Welcome

Welcome to Hatherleigh History Society’s website.

The purpose of both our facebook page and website here is to create a digital archive for the ongoing research regarding the town’s history, allowing everyone access to our many records, documents and photo’s and providing an exchange of information about them.

In addition to paper documents we also hold a number of recorded oral histories which we hope to digitise and transcribe to include here.

News

  • Hatherleigh Railway Memorabilia 2 April 7, 2021

    The Colonel Stephens Railway Museum in Tenterden, Kent holds some interesting North Devon railway memorabilia including a platform name from Hatherleigh Station and some further Tyer single-line signal tokens from this line (see previous posting). From the cut-out pattern one of these looks to be the no.8 token from Hatherleigh to Hole along with one for the Hole to Halwill section of track and a leather pouch for the engine driver to carry the tokens in.

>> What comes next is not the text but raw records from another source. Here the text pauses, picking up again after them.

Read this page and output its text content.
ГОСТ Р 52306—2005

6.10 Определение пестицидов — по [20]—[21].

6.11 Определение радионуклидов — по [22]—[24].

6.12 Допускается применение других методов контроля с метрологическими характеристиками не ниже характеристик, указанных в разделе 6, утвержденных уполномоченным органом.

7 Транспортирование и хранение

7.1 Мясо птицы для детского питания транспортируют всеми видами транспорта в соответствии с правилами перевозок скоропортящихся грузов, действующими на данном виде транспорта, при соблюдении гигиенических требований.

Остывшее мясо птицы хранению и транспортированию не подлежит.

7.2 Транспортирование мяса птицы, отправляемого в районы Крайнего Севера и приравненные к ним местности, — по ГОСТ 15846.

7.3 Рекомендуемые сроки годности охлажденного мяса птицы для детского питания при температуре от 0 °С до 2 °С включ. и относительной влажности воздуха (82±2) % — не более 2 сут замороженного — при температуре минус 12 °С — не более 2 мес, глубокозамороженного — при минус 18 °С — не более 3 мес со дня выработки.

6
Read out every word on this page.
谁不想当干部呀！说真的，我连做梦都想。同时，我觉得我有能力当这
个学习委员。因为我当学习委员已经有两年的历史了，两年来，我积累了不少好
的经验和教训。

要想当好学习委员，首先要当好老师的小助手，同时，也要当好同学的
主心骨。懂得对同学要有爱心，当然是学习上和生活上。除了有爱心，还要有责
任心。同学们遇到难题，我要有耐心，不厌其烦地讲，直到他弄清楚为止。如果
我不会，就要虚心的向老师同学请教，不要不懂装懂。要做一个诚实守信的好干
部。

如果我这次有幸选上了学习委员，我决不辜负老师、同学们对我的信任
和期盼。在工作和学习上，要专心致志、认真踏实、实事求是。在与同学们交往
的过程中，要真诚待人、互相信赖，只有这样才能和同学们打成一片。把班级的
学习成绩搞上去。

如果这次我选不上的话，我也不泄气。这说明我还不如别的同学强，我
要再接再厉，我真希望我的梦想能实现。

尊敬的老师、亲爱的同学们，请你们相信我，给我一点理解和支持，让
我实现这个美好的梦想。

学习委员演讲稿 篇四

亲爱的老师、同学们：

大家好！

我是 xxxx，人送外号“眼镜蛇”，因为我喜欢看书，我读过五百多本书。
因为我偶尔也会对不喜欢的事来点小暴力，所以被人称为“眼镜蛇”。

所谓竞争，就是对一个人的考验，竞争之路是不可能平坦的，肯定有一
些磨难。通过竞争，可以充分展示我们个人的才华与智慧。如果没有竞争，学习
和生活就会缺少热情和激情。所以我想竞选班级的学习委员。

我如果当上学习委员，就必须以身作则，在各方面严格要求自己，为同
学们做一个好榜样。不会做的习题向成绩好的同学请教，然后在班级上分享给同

    Hatherleigh Platform Sign - Col. Stephens Railway Museum (photo from tripadviser.co.uk)
    Hatherleigh Platform Sign – Col. Stephens Railway Museum
    (photo credit : hildenley on tripadviser.co.uk)
    Hatherleigh Line single line signal tokens - Col. Stephens Railway Museum (photo from tripadviser.co.uk)
    Hatherleigh Line single-line signal tokens – Col. Stephens Railway Museum
    (photo credit : hildenley on tripadviser.co.uk)
  • Hatherleigh Railway Memorabilia 1 : Signalling Token April 7, 2021
    Hatherleigh to Hole single-line signalling token
    Hatherleigh to Hole single-line signalling token
    (Image from gwra.co.uk)

    The Halwill to Torrington railway line was mainly single track with some double track sections such as at Hatherleigh Station to allow trains to pass one another. In order to operate safely the single line sections were controlled by signals and the driver carried a token coded, by cut-out position and shape, to that section of track. The stations at either end of a section had ‘Tyer’ instruments paired together electrically and only when the driver placed the token in the instrument at one end would the signals allow another train into that section. Each line would have had multiple tokens, allowing several trains to go in the same direction if need be, before a ‘down’ train returned. This is a Tyer No. 6 Single Line Token (about 4 1/2 inches in diameter) and is the 2nd token for the Hatherleigh to Hole section.

    There is a lot of interest in railway memorabilia and this token was sold at auction in 2015 for £240.

  • Hatherleigh Currency 2 (..ish!) January 13, 2021
    Passaford ford 1900
    Passaford ford 1900

    Violet Fulford Williams in her autobiography Under My Patchwork Quilt, (privately published Cir. 1968) writes about her childhood in the late 1800’s at Passaford House, the home of her grandparents Henry and Ellen Veale. The chapters relating to Hatherleigh can be found on our website and among many interesting local details she mentions the ford on the River Lew from which the house takes its name having been used in Roman times, as it lay on the Roman road from Cornwall, and that Roman coins had been found in the ford.

    While the crossing being on an actual Roman road may not be accurate, this route across the river has clearly been used for many centuries and as evidence of a Roman tile kiln has been found on Hatherleigh Moor it is not so hard to imagine an unfortunate traveller of the time loosing his or her footing, and coins, while fording the river.

    It is interesting to wonder whose feet have trodden Hatherleigh’s paths before us!